Une entité commerciale qui ignore les lois du marché
Sur le papier, EDG est une société commerciale. À ce titre, sa viabilité devrait reposer sur l’équilibre entre ses coûts de production et son chiffre d’affaires. Or, la réalité comptable décrite par le budget 2026 est celle d’un échec industriel permanent. En absorbant près d’un tiers des dépenses d’investissement de l’État, EDG n’agit plus comme un opérateur économique, mais comme une administration de transfert, incapable de s’autofinancer malgré les investissements massifs dans les barrages hydroélectriques.

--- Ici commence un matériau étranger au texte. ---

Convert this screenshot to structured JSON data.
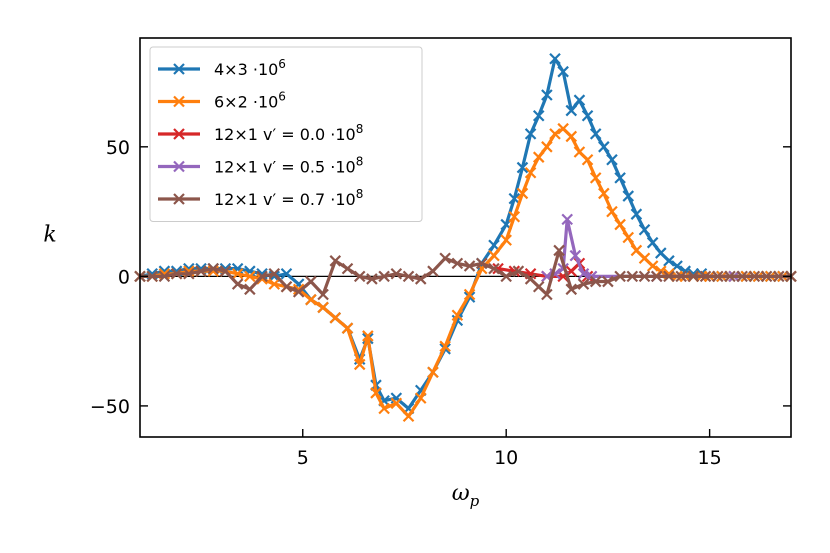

L’argument du « social » a bon dos. Si l’État justifie ces 3 000 milliards par la volonté de ne pas augmenter le prix du kilowattheure, cette stratégie masque mal l’absence de réformes structurelles au sein de l’entreprise. En tant qu’entité commerciale, EDG devrait être jugée sur ses indicateurs de performance : taux de recouvrement, réduction des pertes techniques et optimisation de la facturation. Au lieu de cela, la LFI 2026 entérine une forme de démission managériale où le contribuable est sommé de combler, sans fin, les lacunes d’une gestion défaillante.
Un hold-up sur l’investissement productif
Le paradoxe est saisissant. Alors que la Guinée cherche à mobiliser 9 486,91 milliards pour des projets structurants (infrastructures, agriculture, programme Simandou 2040), près d’un tiers de cette puissance financière est détourné pour éponger les pertes d’une seule entreprise.
Maintenir une entreprise commerciale sous une telle perfusion ne relève plus de la stratégie économique, mais de la perfusion de survie. Tant que le cordon ombilical avec le Trésor public ne sera pas coupé au profit d’une véritable rigueur commerciale, EDG restera ce « trou noir » budgétaire qui freine l’élan de tout un pays.